During the execution of the syndicated tap of the UK’s 1.5% July 2053 green gilt, the Bank of England made a shock announcement that it would carry out temporary purchases of long dated gilts and delay the start of its quantitative tightening until 31 October.
‘Yesterday, there was more intraday volatility than on any other day I can remember for a very long time in the gilt market,’ said Robert Stheeman, chief executive of the UK Debt Management Office.
Did the UK DMO think of delaying the deal because of the volatility? Of course, they could not have foreseen the BoE’s announcement and the ensuing chaos that followed. But gilt yields were rising fast leading up to the 28 September announcement.

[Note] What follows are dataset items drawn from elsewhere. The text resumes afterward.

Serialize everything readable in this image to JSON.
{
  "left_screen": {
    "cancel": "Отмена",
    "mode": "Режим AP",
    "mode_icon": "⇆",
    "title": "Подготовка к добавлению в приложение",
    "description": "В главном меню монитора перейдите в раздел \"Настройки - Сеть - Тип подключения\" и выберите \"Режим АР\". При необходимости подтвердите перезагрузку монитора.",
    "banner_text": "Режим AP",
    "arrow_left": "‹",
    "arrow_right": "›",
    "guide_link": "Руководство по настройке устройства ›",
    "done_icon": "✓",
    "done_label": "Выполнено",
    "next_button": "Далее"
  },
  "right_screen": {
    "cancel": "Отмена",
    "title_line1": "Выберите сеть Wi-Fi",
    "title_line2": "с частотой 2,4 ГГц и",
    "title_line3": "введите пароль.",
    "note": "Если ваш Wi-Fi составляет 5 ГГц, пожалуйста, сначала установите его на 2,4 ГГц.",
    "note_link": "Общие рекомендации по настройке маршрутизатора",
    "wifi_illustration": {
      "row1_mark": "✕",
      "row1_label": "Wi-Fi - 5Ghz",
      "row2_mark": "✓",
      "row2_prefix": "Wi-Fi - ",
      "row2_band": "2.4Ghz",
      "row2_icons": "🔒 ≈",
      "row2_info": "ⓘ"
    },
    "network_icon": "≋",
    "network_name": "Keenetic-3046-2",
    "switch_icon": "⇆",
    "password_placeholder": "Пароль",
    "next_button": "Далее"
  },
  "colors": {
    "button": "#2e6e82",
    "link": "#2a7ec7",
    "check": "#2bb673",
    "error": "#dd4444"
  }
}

‘We had to press on,’ said Stheeman. ‘We talked to the lead managers both on Monday afternoon and again on Tuesday and yesterday morning and the unanimous recommendation was that we should go ahead and that was the correct decision. Notwithstanding all the volatility in the background, the market understood that. To successfully transact a nominal £4.5bn long dated gilt syndication on the sort of day we had yesterday is unprecedented.’
The deal had already been postponed after having originally been targeted for the week starting 19 September. But due to the UK bank holiday in respect of the Queen’s funeral, the deal was pushed back until the week of 26 September. The BoE’s Monetary Policy Committee meeting was also pushed back until 22 September, meaning that week was a no-go for the UK DMO.
The initial huge rise in gilt yields may have made the tap more attractive to investors, but then after the BoE’s announcement, yields dropped fast. The 30-year gilt yield dropped to as low as 3.9%, having started the day at 5%.
‘When the BoE announcement came, we had already closed the books, sized the deal and the lead managers were finalising allocations,’ said Stheeman. ‘We heard that one account dropped out but then came back. The BoE announcement didn’t ultimately impact the book – it obviously impacted the sale price hugely – but not the number and size of orders. I think this reflects the fact that the market had been expecting and had set up for this deal for some time.’
The transaction raised £4.5bn with an order book of £30.1bn – slightly smaller than some expectations – but a respectable result given the market backdrop. The deal was priced with a gross redemption yield of 4.29%. Barclays, BNP Paribas, HSBC, JP Morgan and UBS were the joint bookrunners.
The UK DMO has only just begun to execute the vast additional sums of borrowing it has been piled with. More challenges are expected.
‘It’s clearly challenging and for two reasons,’ said Stheeman. ‘First, we only have six months left of this financial year to raise an additional £62bn of gilts on top of this existing programme. Then there’s the wider aspects of the prospect of monetary policy tightening – including QT – and the global issue of rising yields in fixed income markets. So, it’s quite a challenging landscape. Do I think it’s a big problem? No. We’ve navigated challenges before.’
It all comes down to what price investors are willing to pay.
‘As long as the market can price for what we are issuing and can adjust sufficiently to take down this additional supply then I’m not concerned,’ said Stheeman. ‘When we sell, we’re not targeting a certain price; we’re looking for the market to determine that. The right level is the price at which the market will establish the required clearing level.’
Burhan Khadbai is Head of Content at OMFIF’s Sovereign Debt Institute.